I understand all this and there is little I can do to ameliorate the chaos for anyone, but I can understand what the chaos feels like for me and it most immediately feels like so much loss potential and lost opportunity. Both as a working photographer and as an "artist." I am almost certain that 2020 will be a lost year for work. We're coming up on the half way point of the year and there are no signs of recovery for our businesses. And no opportunities to make the kinds of photographs that I love. The foundational ones that make the rest of photography seem fun and fulfilling. 

I feel like one of the Olympic athletes who trained for years and years only to have the games postponed. Having peaked too early. And, the possibility that when everything resumes it will be somehow too late.

We're lucky, sure. We only had travel plans and personal projects disrupted. Our social security contributions will be lower this year and that will drive down future income. But we haven't lost people close to us to the disease and we're doing fine. It seems selfish to write this but the only truth is in writing what you know. Trying to explain what you feel.

I head outside with a camera every day. My goal is to find one good photograph every day. Sometimes I get it and sometimes I fail but I'm committed to keep my hands in the process; my mind in the game. 

Today I selected images that I like, that were fun to make and fun for me to look at. I chose them to bolster my own spirits and to help renew my hope that we'll all get to go back to whatever work we loved as soon as it's possible. At 64.5 I've learned that I only get to do this whole process of life once and every lost year is irreplaceable and something to be mourned, at least in passing. 

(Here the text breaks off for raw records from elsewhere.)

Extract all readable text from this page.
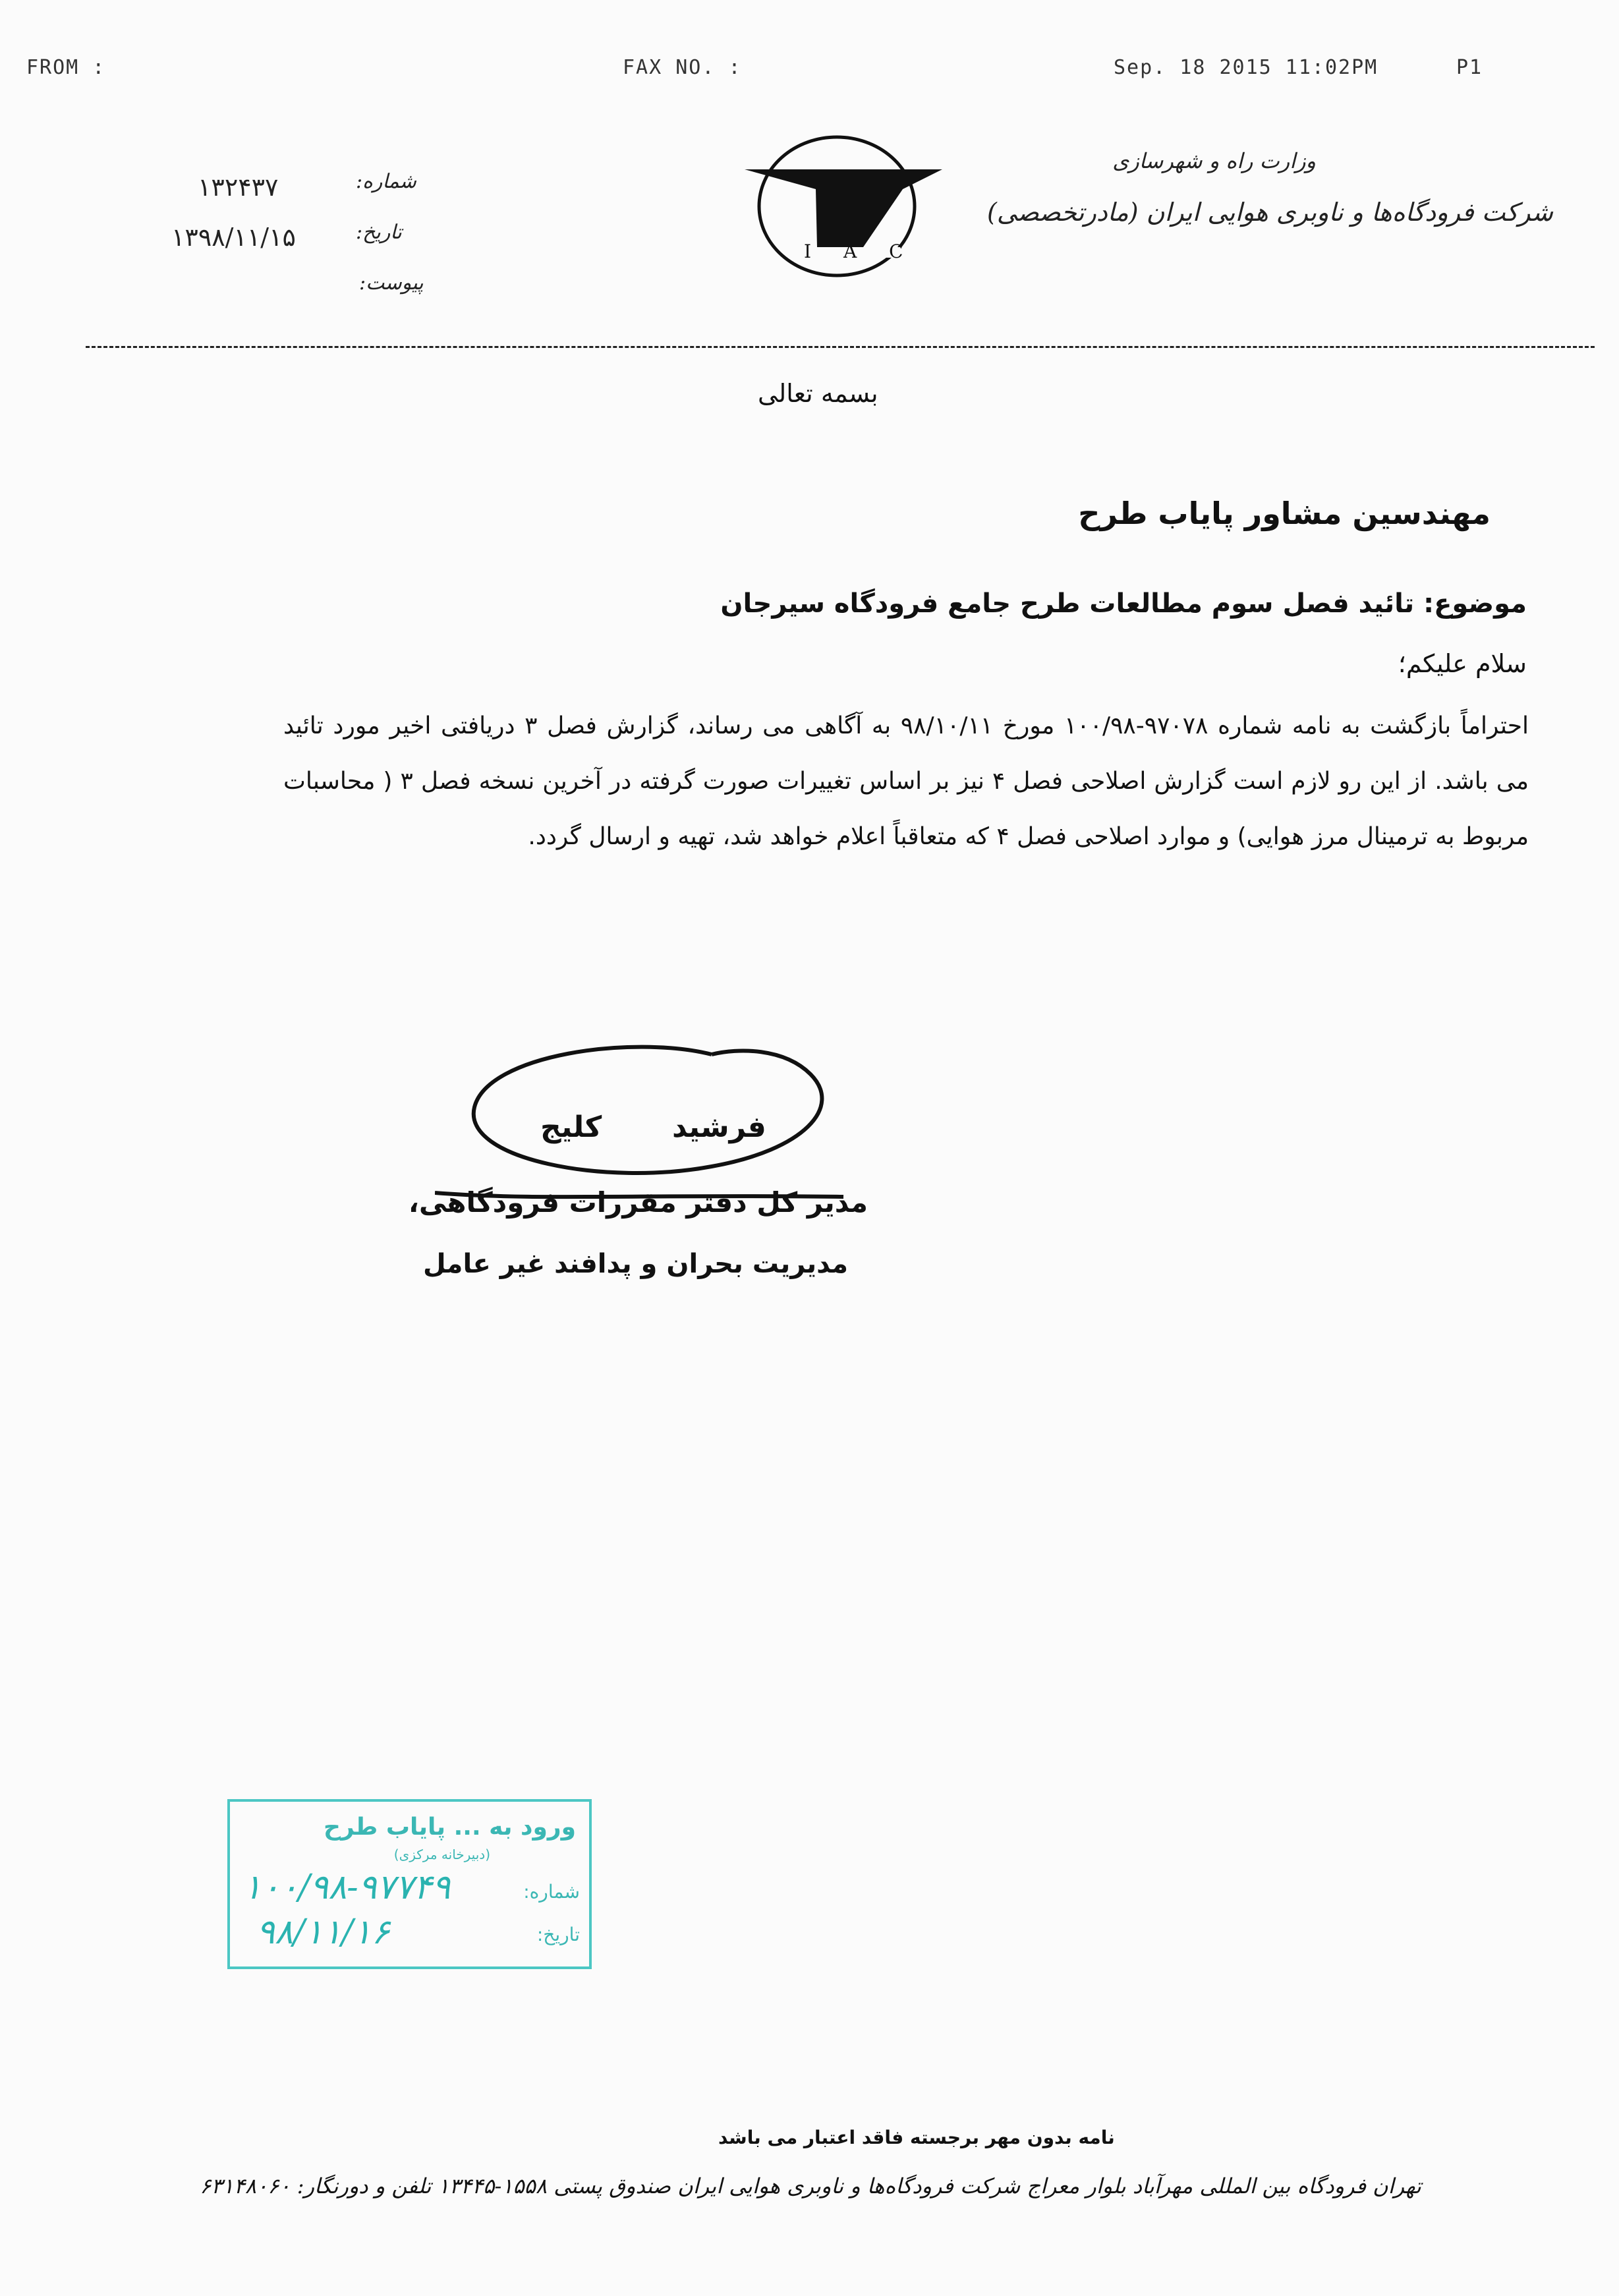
FROM :	FAX NO. :	Sep. 18 2015 11:02PM	P1
وزارت راه و شهرسازی
شرکت فرودگاه‌ها و ناوبری هوایی ایران (مادرتخصصی)
I A C
شماره:
۱۳۲۴۳۷
تاریخ:
۱۳۹۸/۱۱/۱۵
پیوست:
بسمه تعالی
مهندسین مشاور پایاب طرح
موضوع: تائید فصل سوم مطالعات طرح جامع فرودگاه سیرجان
سلام علیکم؛
احتراماً بازگشت به نامه شماره ۹۷۰۷۸-۱۰۰/۹۸ مورخ ۹۸/۱۰/۱۱ به آگاهی می رساند، گزارش فصل ۳ دریافتی اخیر مورد تائید می باشد. از این رو لازم است گزارش اصلاحی فصل ۴ نیز بر اساس تغییرات صورت گرفته در آخرین نسخه فصل ۳ ( محاسبات مربوط به ترمینال مرز هوایی) و موارد اصلاحی فصل ۴ که متعاقباً اعلام خواهد شد، تهیه و ارسال گردد.
فرشید
کلیج
مدیر کل دفتر مقررات فرودگاهی،
مدیریت بحران و پدافند غیر عامل
ورود به ... پایاب طرح
(دبیرخانه مرکزی)
شماره:
۱۰۰/۹۸-۹۷۷۴۹
تاریخ:
۹۸/۱۱/۱۶
نامه بدون مهر برجسته فاقد اعتبار می باشد
تهران فرودگاه بین المللی مهرآباد بلوار معراج شرکت فرودگاه‌ها و ناوبری هوایی ایران صندوق پستی ۱۵۵۸-۱۳۴۴۵ تلفن و دورنگار: ۶۳۱۴۸۰۶۰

Intellectually, I know this is so much harder for people everywhere. But if we don't talk about the way it affects us personally we're pushing down real feelings that will surface less elegantly later. 

It helps to have friends. I had coffee with a great friend today. He's just ahead of me on the life experience scale and he's a great mentor. Every connection helps. Just a quick "thank you!" to Frank. Much appreciated.

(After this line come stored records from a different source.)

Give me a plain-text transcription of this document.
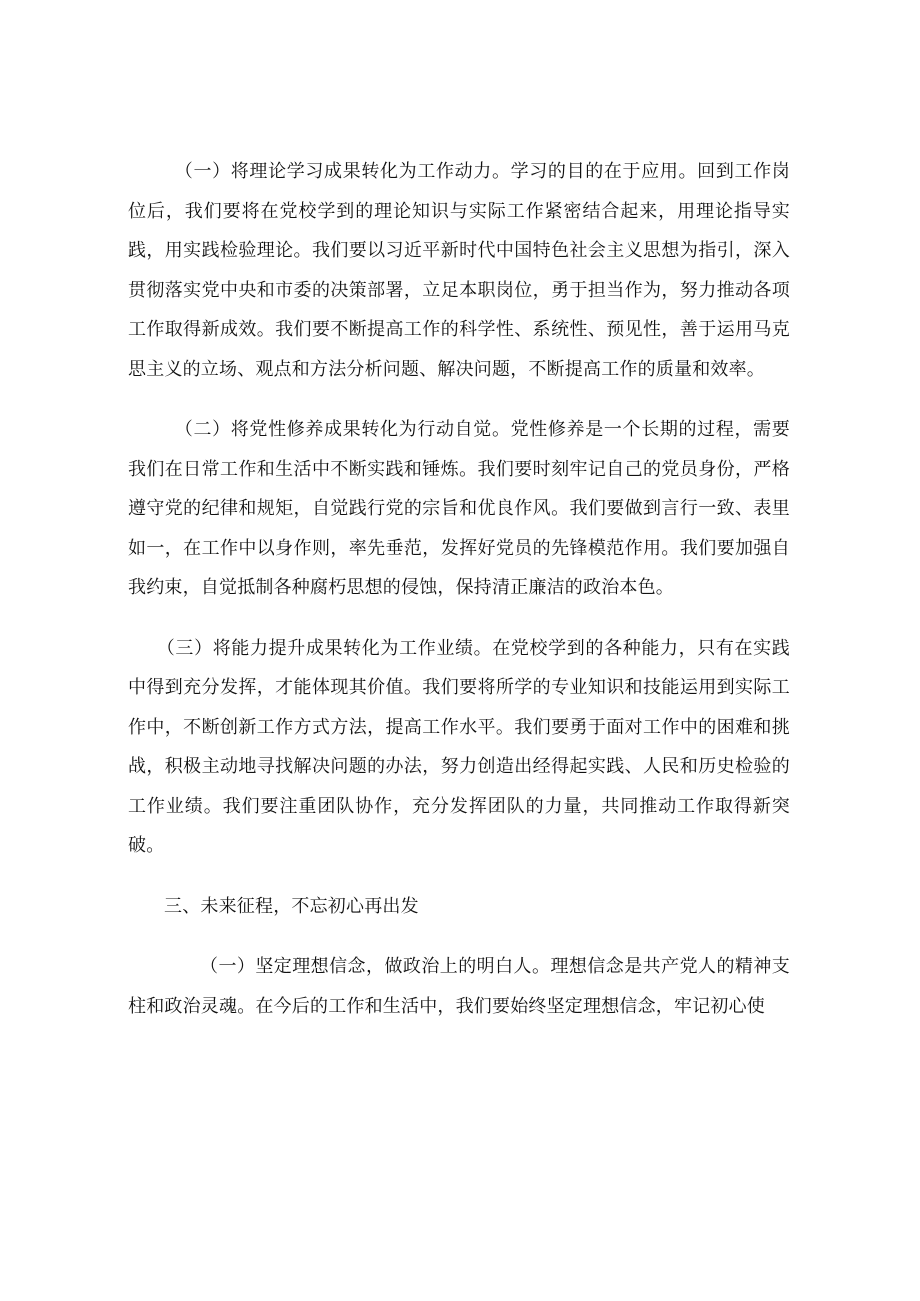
（一）将理论学习成果转化为工作动力。学习的目的在于应用。回到工作岗位后，我们要将在党校学到的理论知识与实际工作紧密结合起来，用理论指导实践，用实践检验理论。我们要以习近平新时代中国特色社会主义思想为指引，深入贯彻落实党中央和市委的决策部署，立足本职岗位，勇于担当作为，努力推动各项工作取得新成效。我们要不断提高工作的科学性、系统性、预见性，善于运用马克思主义的立场、观点和方法分析问题、解决问题，不断提高工作的质量和效率。

（二）将党性修养成果转化为行动自觉。党性修养是一个长期的过程，需要我们在日常工作和生活中不断实践和锤炼。我们要时刻牢记自己的党员身份，严格遵守党的纪律和规矩，自觉践行党的宗旨和优良作风。我们要做到言行一致、表里如一，在工作中以身作则，率先垂范，发挥好党员的先锋模范作用。我们要加强自我约束，自觉抵制各种腐朽思想的侵蚀，保持清正廉洁的政治本色。

（三）将能力提升成果转化为工作业绩。在党校学到的各种能力，只有在实践中得到充分发挥，才能体现其价值。我们要将所学的专业知识和技能运用到实际工作中，不断创新工作方式方法，提高工作水平。我们要勇于面对工作中的困难和挑战，积极主动地寻找解决问题的办法，努力创造出经得起实践、人民和历史检验的工作业绩。我们要注重团队协作，充分发挥团队的力量，共同推动工作取得新突破。

三、未来征程，不忘初心再出发

（一）坚定理想信念，做政治上的明白人。理想信念是共产党人的精神支柱和政治灵魂。在今后的工作和生活中，我们要始终坚定理想信念，牢记初心使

photographing big, fun set up shots for 
Zach Theatre's marketing and advertising.
Wearing short pants and sandals.

Michelle's beautiful smile.



this is now a documentation of the past. 
The Chair has been recovered and is now looking 
modern and snappy. I miss the wrinkled and the padding 
that had been compressed far too often for far too long.



checking on the reservation status of state parks in West Texas.
Ready to go back to Ft. Davis State Park and watch the stars in
a dark and dramatic sky while camping a bit rough.

The last time I was in Mexico was two years ago.
We photographed an industrial plant. It was hot, loud, 
humid and fun. 


the Kirov Ballet at the Mariensky Theater in St. Petersburg.
The view from the Czar's box. Was this performance
"the Firebird"? I think so....

Up to Saratoga Springs to see Ben graduate from college and to see 
Fred for coffee at Common Grounds. 




Noellia at the Barton Springs Spillway.

a model getting ready to hit the catwalk at a show in South Beach, Miami.

Boston. Dress shop.

Austin. Dress shop.

Ben at Asti Trattoria. Austin


A still life shot on stage. During a rehearsal for "Million Dollar Quartet." 
@Zach Theatre.


Ben. Looking earnest.


South Korean Photographer at lunch in a Chinese restaurant in Berlin.

My dining room with a model blocking the view. 
Made potentially for a book cover.

A pause while getting make up done for a photo workshop I taught.




At the Spa.

In the old studio.

the end of the road? Or, another beginning?